# Fairview canyon



## grunt_smacker (Sep 7, 2007)

Anybody been fishing up Fairview the past few weeks?
How has the fishing been?
Powerbait or worms working better?

Got a couple of kids that are excited to use their new Spiderman and Barbie fishing poles this coming weekend.


----------



## LOAH (Sep 29, 2007)

Grab some Gulp minnows (or some real dead ones from Walker's in FV) and a 1/16oz jig head and get after those Huntington tigers.

My post from Memorial weekend finished at Huntington and I was getting hits on almost every cast, fishing the far shoreline, not too far from the dam. Near the first big log jutting into the water.

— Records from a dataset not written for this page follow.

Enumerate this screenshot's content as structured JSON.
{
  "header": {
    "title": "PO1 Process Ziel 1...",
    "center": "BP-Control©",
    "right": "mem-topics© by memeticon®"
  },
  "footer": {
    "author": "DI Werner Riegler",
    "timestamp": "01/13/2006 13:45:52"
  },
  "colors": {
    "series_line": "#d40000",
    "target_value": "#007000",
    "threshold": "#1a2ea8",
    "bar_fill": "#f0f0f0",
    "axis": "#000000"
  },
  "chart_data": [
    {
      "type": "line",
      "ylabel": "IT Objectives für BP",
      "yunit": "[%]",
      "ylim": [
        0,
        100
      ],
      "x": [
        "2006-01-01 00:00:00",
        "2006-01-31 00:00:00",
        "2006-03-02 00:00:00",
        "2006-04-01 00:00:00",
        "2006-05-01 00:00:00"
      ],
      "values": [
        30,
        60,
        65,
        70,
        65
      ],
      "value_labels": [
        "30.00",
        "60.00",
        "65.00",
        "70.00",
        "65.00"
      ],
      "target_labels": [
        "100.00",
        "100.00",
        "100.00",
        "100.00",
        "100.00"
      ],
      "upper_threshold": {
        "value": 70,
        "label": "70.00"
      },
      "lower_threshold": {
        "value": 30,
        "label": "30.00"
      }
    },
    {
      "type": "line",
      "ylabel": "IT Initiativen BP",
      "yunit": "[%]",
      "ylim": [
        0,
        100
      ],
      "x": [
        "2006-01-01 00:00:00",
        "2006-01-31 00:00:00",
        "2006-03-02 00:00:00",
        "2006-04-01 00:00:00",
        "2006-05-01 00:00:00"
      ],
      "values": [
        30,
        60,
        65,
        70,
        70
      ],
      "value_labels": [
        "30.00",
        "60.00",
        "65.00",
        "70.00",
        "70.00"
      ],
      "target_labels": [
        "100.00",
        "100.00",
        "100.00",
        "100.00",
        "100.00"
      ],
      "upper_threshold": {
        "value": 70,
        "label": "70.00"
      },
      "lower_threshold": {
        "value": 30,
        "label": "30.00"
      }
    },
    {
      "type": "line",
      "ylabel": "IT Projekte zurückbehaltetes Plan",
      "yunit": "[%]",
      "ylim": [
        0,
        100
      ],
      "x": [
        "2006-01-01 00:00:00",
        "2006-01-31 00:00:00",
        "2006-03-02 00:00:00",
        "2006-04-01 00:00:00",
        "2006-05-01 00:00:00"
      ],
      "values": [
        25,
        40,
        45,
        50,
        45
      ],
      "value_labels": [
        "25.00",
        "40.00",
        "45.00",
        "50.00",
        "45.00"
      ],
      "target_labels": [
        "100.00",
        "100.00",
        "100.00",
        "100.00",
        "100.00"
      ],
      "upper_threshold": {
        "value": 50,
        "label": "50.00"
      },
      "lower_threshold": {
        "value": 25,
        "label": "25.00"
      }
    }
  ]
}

Just cast out, let it sink a little bit, then work it in somewhat erratically. It worked last week.

Good luck!


----------



## hardman11 (Apr 14, 2012)

cleveland worm and mash great


----------



## Tylert (Aug 6, 2008)

Electric lake has slowed down from the shore. People would show up fishing for an hour or so with no luck then leave. I have watched this for the past 2 weeks. I have caught a lot of "cookie cutter" tigers and cuts from my boat using jigs in shallow water. If you have access to a boat that would be a good place to look into. We brought in 60 fish in about 5 hours yesterday in the south fingers.


----------



## sknabnoj (Nov 29, 2012)

Heading up that way this weekend. Probably hit up Miller's Flat, Huntington and then spend the bulk of the time camping with the family near Potter's Ponds. Anyone know how cold it's gettin up there at night? I'm excited to catch some fish this weekend!>>O


----------



## Tylert (Aug 6, 2008)

I'm not sure about the middle of the night hours but the last couple weeks the temperature has been about 35 degrees at 6am.


----------



## sknabnoj (Nov 29, 2012)

Woo, I better make sure I get the heater working in the trailer! Thanks for the update!


----------